Pendant la Guerre de Cent Ans, les Bourguignons tiennent la ville d’Aigues-Mortes. En janvier 1421 les troupes royales les attaquent avec succès les soldats bourguignons qui sont passés par les armes et la légende dit que leurs corps sont entassés dans la « Tour des Bourguignons » en plusieurs couches bien salées en attendant d’être enterrés.
Dans les années 1500, l’exploitation s’intensifie. François 1er en 1532 fait creuser un canal qui relie les salins à la mer. C’est le chenal du Grau-Henri qui s’ensabla rapidement. Il restreint aussi le droit des habitants d’Aigues-Mortes à prendre du sel pour leur consommation en fixant un plafond.
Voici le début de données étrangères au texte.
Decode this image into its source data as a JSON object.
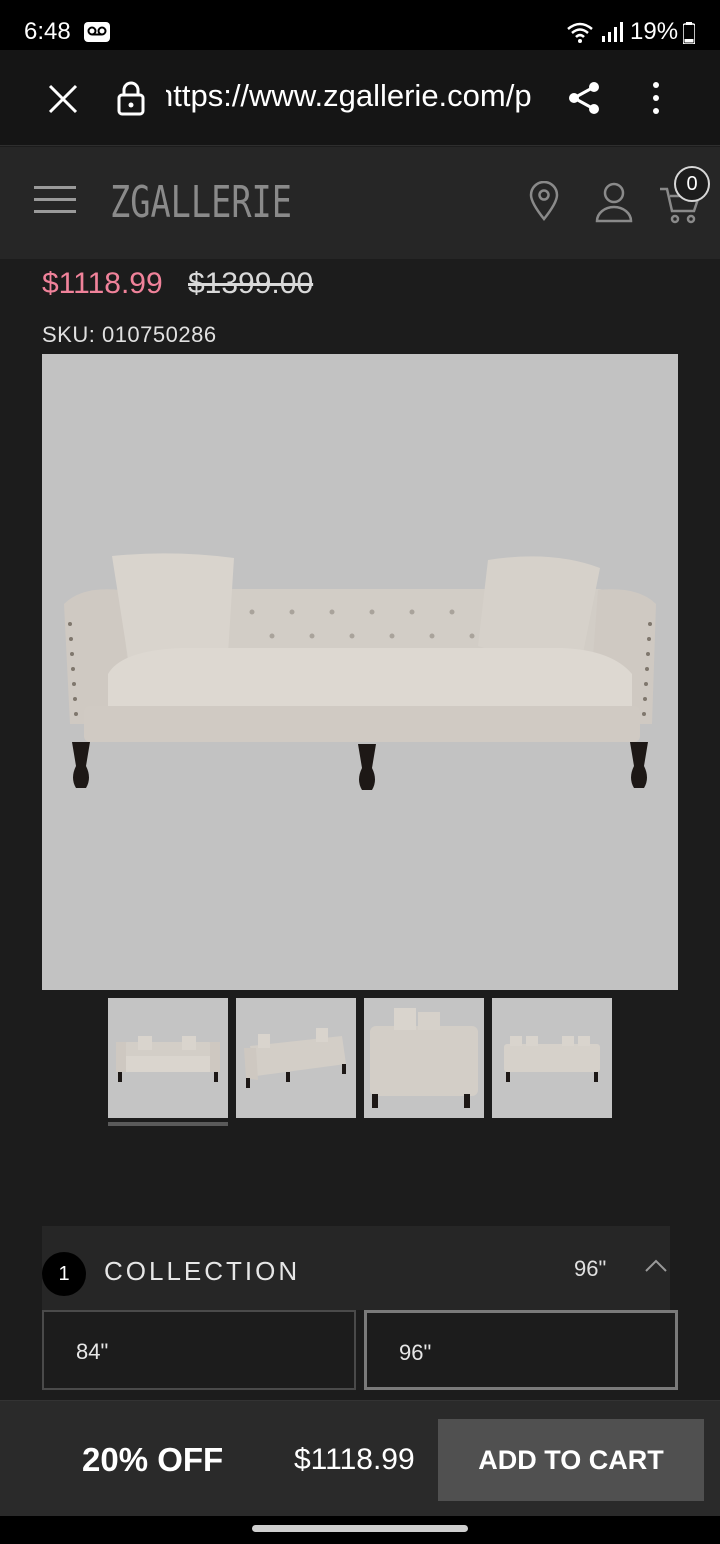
{
  "status_bar": {
    "time": "6:48",
    "battery": "19%"
  },
  "browser": {
    "url": "https://www.zgallerie.com/p"
  },
  "site_header": {
    "logo": "ZGALLERIE",
    "cart_count": "0"
  },
  "product": {
    "sale_price": "$1118.99",
    "original_price": "$1399.00",
    "sku": "SKU: 010750286",
    "thumbnail_count": 4,
    "selected_thumbnail": 1
  },
  "collection": {
    "step": "1",
    "title": "COLLECTION",
    "selected": "96\"",
    "options": [
      "84\"",
      "96\""
    ]
  },
  "bottom_bar": {
    "discount": "20% OFF",
    "price": "$1118.99",
    "add_to_cart": "ADD TO CART"
  },
  "colors": {
    "sale_price": "#f0829a",
    "background": "#1c1c1c",
    "header": "#262626",
    "button": "#505050"
  }
}
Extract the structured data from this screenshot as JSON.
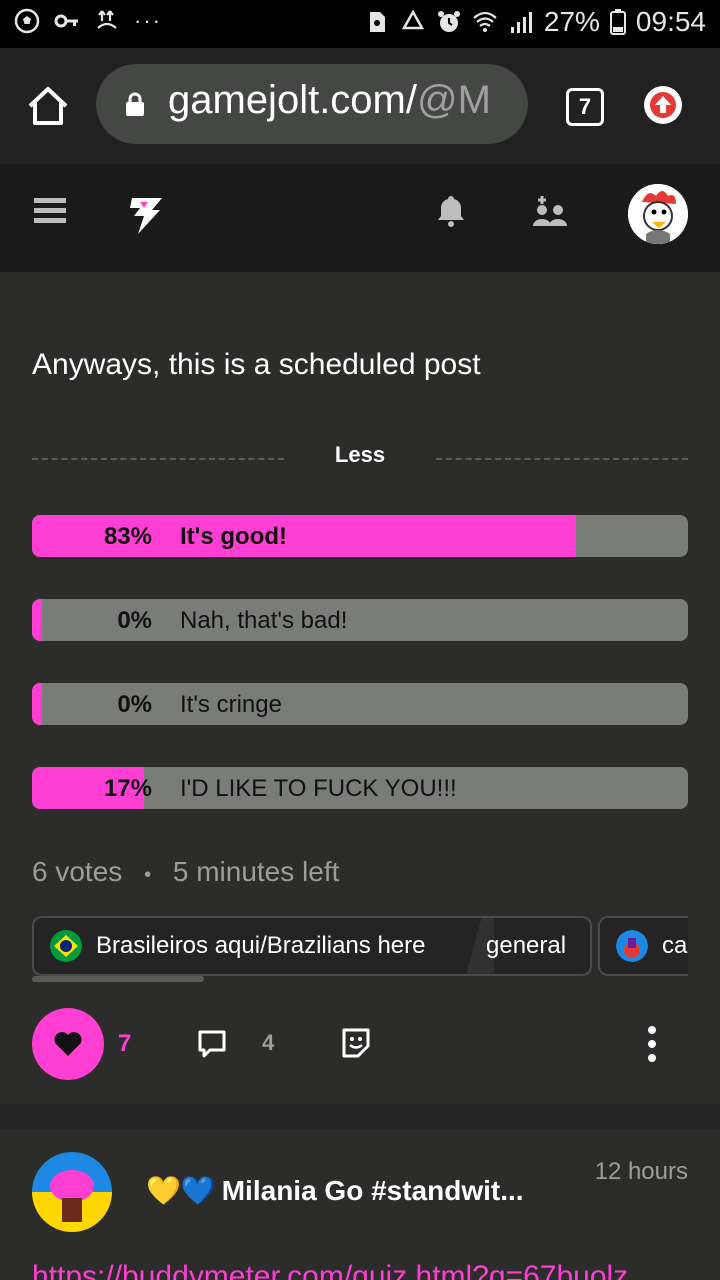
{
  "status_bar": {
    "battery": "27%",
    "time": "09:54",
    "overflow": "···"
  },
  "browser": {
    "url_domain": "gamejolt.com/",
    "url_rest": "@M",
    "tab_count": "7"
  },
  "post": {
    "text": "Anyways, this is a scheduled post",
    "less_label": "Less",
    "poll": [
      {
        "percent_label": "83%",
        "percent": 83,
        "label": "It's good!"
      },
      {
        "percent_label": "0%",
        "percent": 0,
        "label": "Nah, that's bad!"
      },
      {
        "percent_label": "0%",
        "percent": 0,
        "label": "It's cringe"
      },
      {
        "percent_label": "17%",
        "percent": 17,
        "label": "I'D LIKE TO FUCK YOU!!!"
      }
    ],
    "votes": "6 votes",
    "separator": "•",
    "time_left": "5 minutes left",
    "community": "Brasileiros aqui/Brazilians here",
    "channel": "general",
    "community2_partial": "ca",
    "like_count": "7",
    "comment_count": "4"
  },
  "next_post": {
    "author": "Milania Go #standwit...",
    "emoji": "💛💙",
    "time": "12 hours",
    "link": "https://buddymeter.com/quiz.html?q=67buolz"
  },
  "colors": {
    "accent": "#ff3fd4",
    "bar_bg": "#7a7c79",
    "page_bg": "#2c2d2b"
  }
}
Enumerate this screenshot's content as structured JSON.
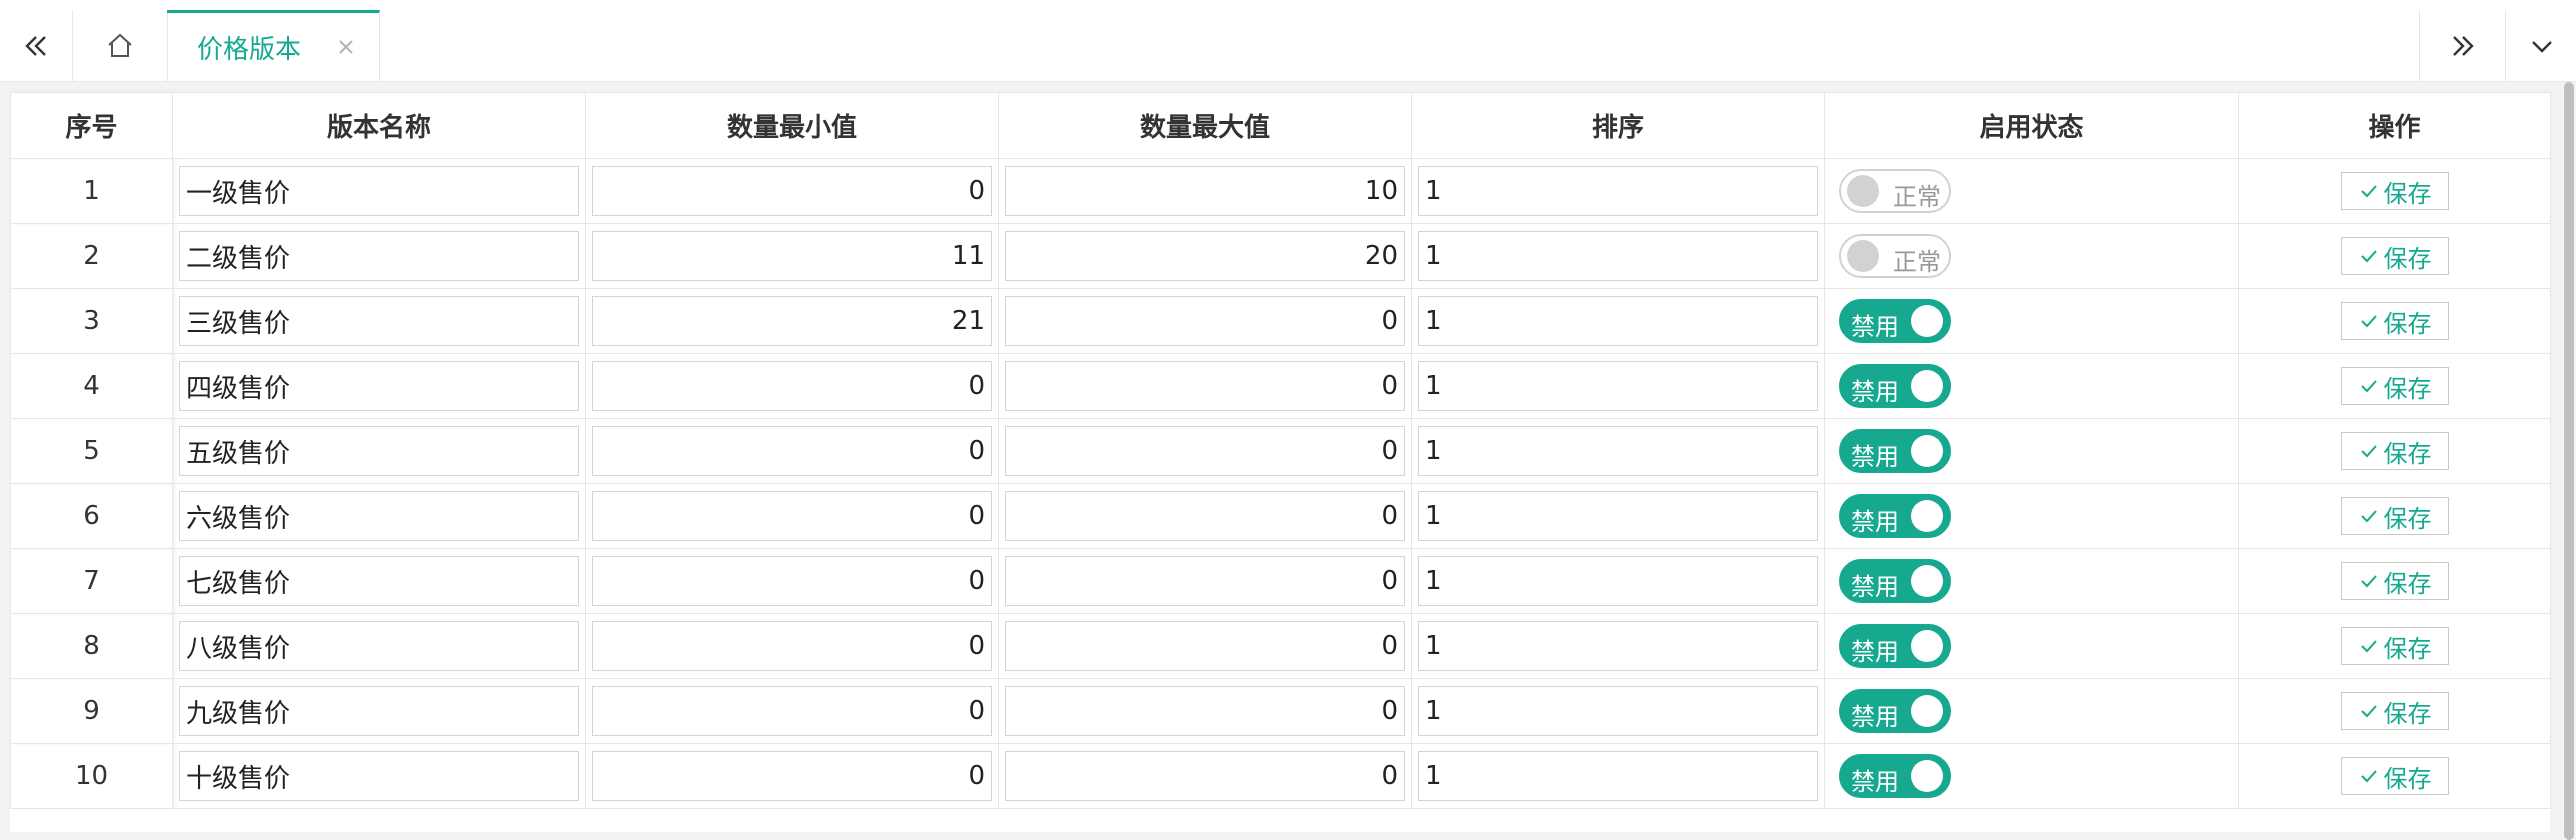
{
  "tabbar": {
    "prev_icon": "double-chevron-left-icon",
    "home_icon": "home-icon",
    "active_tab": {
      "label": "价格版本",
      "close_icon": "close-icon"
    },
    "next_icon": "double-chevron-right-icon",
    "more_icon": "chevron-down-icon"
  },
  "table": {
    "headers": [
      "序号",
      "版本名称",
      "数量最小值",
      "数量最大值",
      "排序",
      "启用状态",
      "操作"
    ],
    "rows": [
      {
        "seq": "1",
        "name": "一级售价",
        "min": "0",
        "max": "10",
        "sort": "1",
        "status_on": false,
        "status_text": "正常",
        "action": "保存"
      },
      {
        "seq": "2",
        "name": "二级售价",
        "min": "11",
        "max": "20",
        "sort": "1",
        "status_on": false,
        "status_text": "正常",
        "action": "保存"
      },
      {
        "seq": "3",
        "name": "三级售价",
        "min": "21",
        "max": "0",
        "sort": "1",
        "status_on": true,
        "status_text": "禁用",
        "action": "保存"
      },
      {
        "seq": "4",
        "name": "四级售价",
        "min": "0",
        "max": "0",
        "sort": "1",
        "status_on": true,
        "status_text": "禁用",
        "action": "保存"
      },
      {
        "seq": "5",
        "name": "五级售价",
        "min": "0",
        "max": "0",
        "sort": "1",
        "status_on": true,
        "status_text": "禁用",
        "action": "保存"
      },
      {
        "seq": "6",
        "name": "六级售价",
        "min": "0",
        "max": "0",
        "sort": "1",
        "status_on": true,
        "status_text": "禁用",
        "action": "保存"
      },
      {
        "seq": "7",
        "name": "七级售价",
        "min": "0",
        "max": "0",
        "sort": "1",
        "status_on": true,
        "status_text": "禁用",
        "action": "保存"
      },
      {
        "seq": "8",
        "name": "八级售价",
        "min": "0",
        "max": "0",
        "sort": "1",
        "status_on": true,
        "status_text": "禁用",
        "action": "保存"
      },
      {
        "seq": "9",
        "name": "九级售价",
        "min": "0",
        "max": "0",
        "sort": "1",
        "status_on": true,
        "status_text": "禁用",
        "action": "保存"
      },
      {
        "seq": "10",
        "name": "十级售价",
        "min": "0",
        "max": "0",
        "sort": "1",
        "status_on": true,
        "status_text": "禁用",
        "action": "保存"
      }
    ]
  },
  "colors": {
    "accent": "#16a98f",
    "switch_off": "#d2d2d2",
    "border": "#e6e6e6"
  }
}
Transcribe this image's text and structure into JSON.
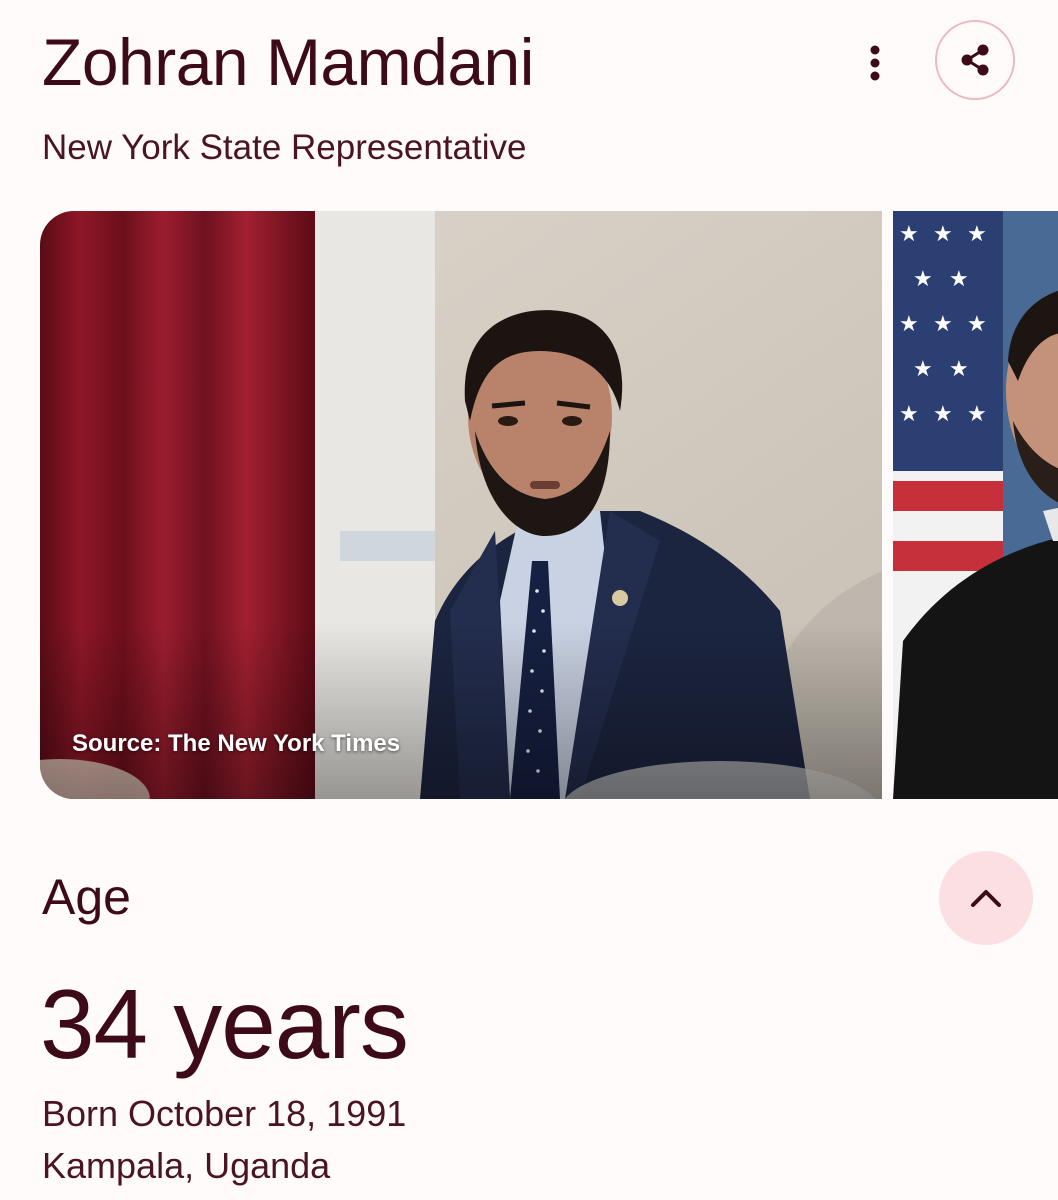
{
  "header": {
    "name": "Zohran Mamdani",
    "subtitle": "New York State Representative",
    "more_icon": "more-vert-icon",
    "share_icon": "share-icon"
  },
  "carousel": {
    "images": [
      {
        "caption": "Source: The New York Times"
      },
      {
        "caption": ""
      }
    ]
  },
  "age_section": {
    "label": "Age",
    "value": "34 years",
    "born": "Born October 18, 1991",
    "birthplace": "Kampala, Uganda",
    "toggle_icon": "chevron-up-icon"
  },
  "colors": {
    "text_primary": "#3d0b18",
    "background": "#fffbfb",
    "share_border": "#eeb8c2",
    "toggle_bg": "#fbdfe2"
  }
}
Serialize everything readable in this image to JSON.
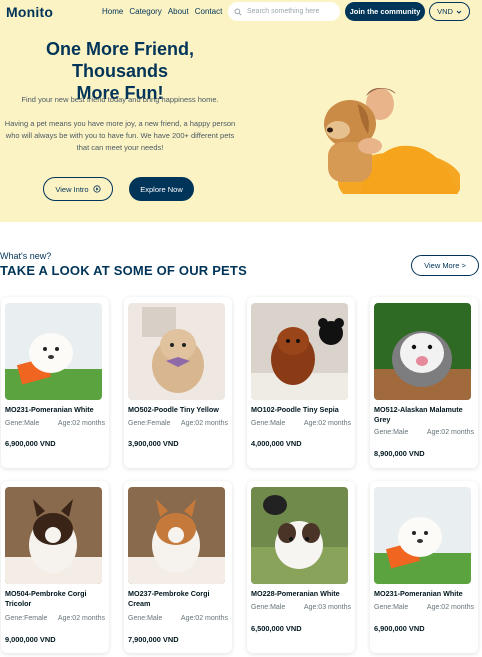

Ce sera le résultat d’une longue procédure entre la ville et le roi qui ne put abolir la franchise accordée par Saint-Louis.
En 1546, les salines s’agrandissent : le Grand Prieur de Saint-Gilles fief de l’Ordre de Saint-Jean de Jérusalem construit le salin de Saint-Jean dans un étang proche de Peccais.


Mais il faut lutter contre la contrebande et le pillage des salins. Le roi a le monopole de la distribution du sel qui assure une source importante de revenus par le biais des impôts (la gabelle).
Enfin en 1568, la construction du fort de Peccais est décidée pour protéger les salines et les canaux qui servent au transport. Pirates, pilleurs, contrebandiers infestent la Camargue et nos côtes. Les « barbaresques » venaient s’embusquer dans les bras du Rhône pour attaquer les bateaux qui venaient à la foire de Beaucaire. François 1er d’ailleurs exemptera de toute peine le meurtre de ces pilleurs même en cas d’erreur de la part du meurtrier ! Des braconniers de poissons en feront les frais… Le sel est le principal mode de conservation des aliments. Celui qui domine l’exploitation du sel domine l’économie. Le sel va générer des conflits entre pays mais aussi entre provinces : contrôle des voies de passage pour le transport du précieux ingrédient, installation de monopole, utilisation du sel comme arme entre belligérants, développement du transport maritime et des échanges commerciaux…arrivée des harengs de la mer du Nord sur le marché européen !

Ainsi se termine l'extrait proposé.